Solution for GCP PubSub routine 502's, again

SophisticaSean opened this issue · comments

This PR did not fix this issue, nor does it attempt to retry 502's from google.

I just tested this in production against latest master/main in this repo and the 502's started showing up again.

503's are not retried, but should be:

Unable to fetch events from Cloud Pub/Sub. Reason: 
Request to "http://pubsub.googleapis.com/v1/projects/my-project/subscriptions/my-topic:pull" failed with status 503, got:

"upstream connect error or disconnect/reset before headers. reset reason: connection termination"

502's are not retried, but should be:

Unable to fetch events from Cloud Pub/Sub.
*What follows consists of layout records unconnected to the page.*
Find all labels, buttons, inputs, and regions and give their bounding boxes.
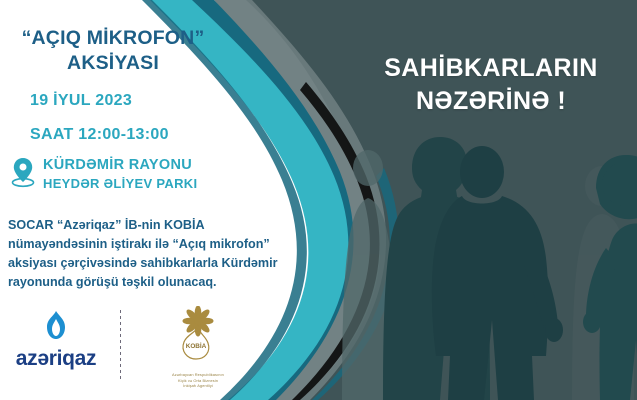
event-time: SAAT 12:00-13:00 (30, 126, 169, 144)
kobia-flower-icon: KOBİA (167, 306, 229, 366)
event-date: 19 İYUL 2023 (30, 92, 132, 110)
location-line-2: HEYDƏR ƏLİYEV PARKI (43, 176, 197, 191)
map-pin-icon (10, 156, 36, 188)
location-line-1: KÜRDƏMİR RAYONU (43, 157, 197, 173)
right-headline-line-1: SAHİBKARLARIN (352, 52, 630, 85)
azeriqaz-logo: azəriqaz (8, 306, 104, 371)
kobia-caption-line-3: İnkişafı Agentliyi (139, 383, 257, 389)
left-content-panel: “AÇIQ MİKROFON” AKSİYASI 19 İYUL 2023 SA… (0, 0, 340, 400)
logo-row: azəriqaz (8, 306, 308, 394)
logo-divider (120, 310, 121, 380)
flame-wrap (8, 310, 104, 345)
gas-flame-icon (42, 310, 70, 340)
page-title: “AÇIQ MİKROFON” AKSİYASI (8, 26, 218, 76)
headline-line-1: “AÇIQ MİKROFON” (8, 26, 218, 51)
right-headline: SAHİBKARLARIN NƏZƏRİNƏ ! (352, 52, 630, 117)
svg-text:KOBİA: KOBİA (186, 341, 207, 350)
azeriqaz-wordmark: azəriqaz (8, 347, 104, 371)
kobia-caption: Azərbaycan Respublikasının Kiçik və Orta… (139, 372, 257, 389)
event-location: KÜRDƏMİR RAYONU HEYDƏR ƏLİYEV PARKI (10, 155, 197, 191)
headline-line-2: AKSİYASI (8, 51, 218, 76)
poster-canvas: “AÇIQ MİKROFON” AKSİYASI 19 İYUL 2023 SA… (0, 0, 637, 400)
event-description: SOCAR “Azəriqaz” İB-nin KOBİA nümayəndəs… (8, 216, 304, 292)
kobia-logo: KOBİA Azərbaycan Respublikasının Kiçik v… (139, 306, 257, 389)
right-headline-line-2: NƏZƏRİNƏ ! (352, 85, 630, 118)
location-lines: KÜRDƏMİR RAYONU HEYDƏR ƏLİYEV PARKI (43, 155, 197, 191)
Reason: 
Request to "http://pubsub.googleapis.com/v1/projects/my-project/subscriptions/my_topic:pull" failed with status 502, got:

My solution in this PR has been working for several months in production with 0 503 or 502 errors.

Running the current master code in production resulted in about 1-2 of these errors every couple hours. When I was on my fix in production we hadn't had one of these errors since March 3rd 2021.

@wronfim since you wrote the PR I thought you should know.

here's a datadog screenshot of these errors in the last month, 0 before I swapped to using master and now we're seeing them routinely:

@SophisticaSean thank you for taking the time to test the master branch and reporting the issue.

I was able to reproduce this with an integration test:

and you're totally right, the retry logic was not executed for http errors. It would only be triggered for socket errors like :nxdomain and such.

The fix is simply:

diff --git a/lib/broadway_cloud_pub_sub/google_api_client.ex b/lib/broadway_cloud_pub_sub/google_api_client.ex
index d86aa1d..8784e68 100644
--- a/lib/broadway_cloud_pub_sub/google_api_client.ex
+++ b/lib/broadway_cloud_pub_sub/google_api_client.ex
@@ -55,7 +55,7 @@ defmodule BroadwayCloudPubSub.GoogleApiClient do
     %{client | adapter: adapter, pre: client.pre ++ pre}
-  defp should_retry?({:error, %{status: code}}), do: code in @retry_codes
+  defp should_retry?({:ok, %{status: code}}), do: code in @retry_codes
   defp should_retry?({:error, _reason}), do: true
   defp should_retry?(_other), do: false

@wronfim if you, or anyone else, would like to submit the fix along with the proper test setup with bypass (which doesn't require hardcoding the test url like I did) that'd be very appreciated.

Good catch! I'm on it.

@SophisticaSean meanwhile you can implement your own should_retry?/1 function and pass it to the retry opts.


  defp should_retry?({:error, %{status: code}}), do: code in @retry_codes
  defp should_retry?({:ok, %{status: code}}), do: code in @retry_codes
  defp should_retry?({:error, _reason}), do: true
  defp should_retry?(_other), do: false

Thanks for getting to this so quickly! I'm excited to try the new changes soon. :)

Closing in favour of PR #60